5 Het college-examen Het mondeling examen van 25 minuten vindt plaats in de maand juli (op scholen voor vso eind juni/begin juli). Direct vóór het mondeling examen krijgt de kandidaat gedurende 20 minuten de tijd om één of meer teksten te lezen als voorbereiding op het examen (NB het examen bestaat uit een vertaling én het beantwoorden van vragen) Tijdens de voorbereiding van het mondeling examen mag gebruik gemaakt worden van een zelf meegebracht woordenboek Grieks – Nederlands en het basispakket hulpmiddelen. De domeinen worden geëxamineerd aan de hand van een door het College voor Toetsen en Examens vastgesteld pensum van Griekse en uit het Grieks vertaalde teksten. Het pensum bevat een selectie van Griekse teksten met een omvang van tenminste 20 pagina’s waarin één of meer van de genres epische poëzie, tragedie, filosofisch proza en historisch proza zijn vertegenwoordigd en een selectie van minstens 30 en ten hoogste 50 pagina’s van uit het Grieks vertaalde teksten. Uiterlijk twee jaar voorafgaand aan de afname van het examen maakt het College voor Toetsen en Examens de samenstelling van het pensum voor het college-examen bekend: in principe wordt daarvoor het pensum gekozen van het centraal examen, één of twee jaar voorafgaand aan het college-examen. Inhoudelijke en thematische overlap met het centraal examen wordt daarbij voorkomen.

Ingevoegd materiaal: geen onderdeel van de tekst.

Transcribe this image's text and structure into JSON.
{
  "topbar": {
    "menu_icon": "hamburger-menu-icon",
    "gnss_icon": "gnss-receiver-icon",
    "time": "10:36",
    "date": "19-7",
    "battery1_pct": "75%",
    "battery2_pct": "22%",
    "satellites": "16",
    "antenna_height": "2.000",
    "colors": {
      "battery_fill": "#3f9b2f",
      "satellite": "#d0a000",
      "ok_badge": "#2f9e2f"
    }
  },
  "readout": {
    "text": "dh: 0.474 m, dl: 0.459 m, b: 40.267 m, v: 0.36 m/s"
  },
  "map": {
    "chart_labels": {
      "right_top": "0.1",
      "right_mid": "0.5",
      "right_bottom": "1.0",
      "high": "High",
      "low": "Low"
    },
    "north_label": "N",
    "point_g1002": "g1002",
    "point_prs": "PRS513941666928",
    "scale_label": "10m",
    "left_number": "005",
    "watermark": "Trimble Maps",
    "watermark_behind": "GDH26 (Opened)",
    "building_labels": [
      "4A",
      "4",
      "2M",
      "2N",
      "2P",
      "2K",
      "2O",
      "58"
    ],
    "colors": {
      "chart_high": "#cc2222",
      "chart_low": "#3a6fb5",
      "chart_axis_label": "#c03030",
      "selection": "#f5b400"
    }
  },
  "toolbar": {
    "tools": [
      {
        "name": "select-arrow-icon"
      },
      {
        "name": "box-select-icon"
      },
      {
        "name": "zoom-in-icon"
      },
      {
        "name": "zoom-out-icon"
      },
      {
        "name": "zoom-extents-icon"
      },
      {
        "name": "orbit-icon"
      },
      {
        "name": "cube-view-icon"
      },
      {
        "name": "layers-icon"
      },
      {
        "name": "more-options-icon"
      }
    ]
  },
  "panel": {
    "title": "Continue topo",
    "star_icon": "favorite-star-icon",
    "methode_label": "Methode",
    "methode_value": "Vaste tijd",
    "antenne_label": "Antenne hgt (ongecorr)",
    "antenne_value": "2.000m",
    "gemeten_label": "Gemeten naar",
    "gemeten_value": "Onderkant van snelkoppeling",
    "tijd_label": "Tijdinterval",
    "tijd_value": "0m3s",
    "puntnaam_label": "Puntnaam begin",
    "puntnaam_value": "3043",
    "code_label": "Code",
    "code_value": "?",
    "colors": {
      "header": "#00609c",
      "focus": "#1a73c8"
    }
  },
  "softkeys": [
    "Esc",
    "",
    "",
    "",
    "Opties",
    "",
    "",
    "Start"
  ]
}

Voor het college-examen in 2015 is het examenonderwerp: Kernauteur: Plato Genre: Filosofisch proza Teksteditie: Apologie, Crito, Phaedo: E.A. Duke e.a., Oxford 1995 (OCT) Protagoras, Meno: J. Burnet, Oxford 1903 (OCT) Rode draad: de persoon Socrates. De syllabus* voor het college-examen is te vinden op: www.examenblad.nl – kies jaarring 2014 > vwo > talen: Grieks > syllabus 2014 Grieks, vwo. *Nota bene: de syllabus voor zowel het centraal examen als het college-examen is uitgewerkt in examenbundels die de uitgeverijen Eisma en Hermaion hebben uitgegeven ten behoeve van het voortgezet onderwijs.
pagina 6 van 14
Griekse taal en literatuur vwo | vakinformatie staatsexamen 2015
Het mondeling examen bestaat uit: 1. het beantwoorden van vragen over de voorbereide tekstpassage uit het pensum en over de achtergronden daarvan; 2. beantwoorden van vragen over de achtergronden van de teksten van het pensum; 3. het vertalen van een deel van de voorbereide tekstpassage uit het pensum.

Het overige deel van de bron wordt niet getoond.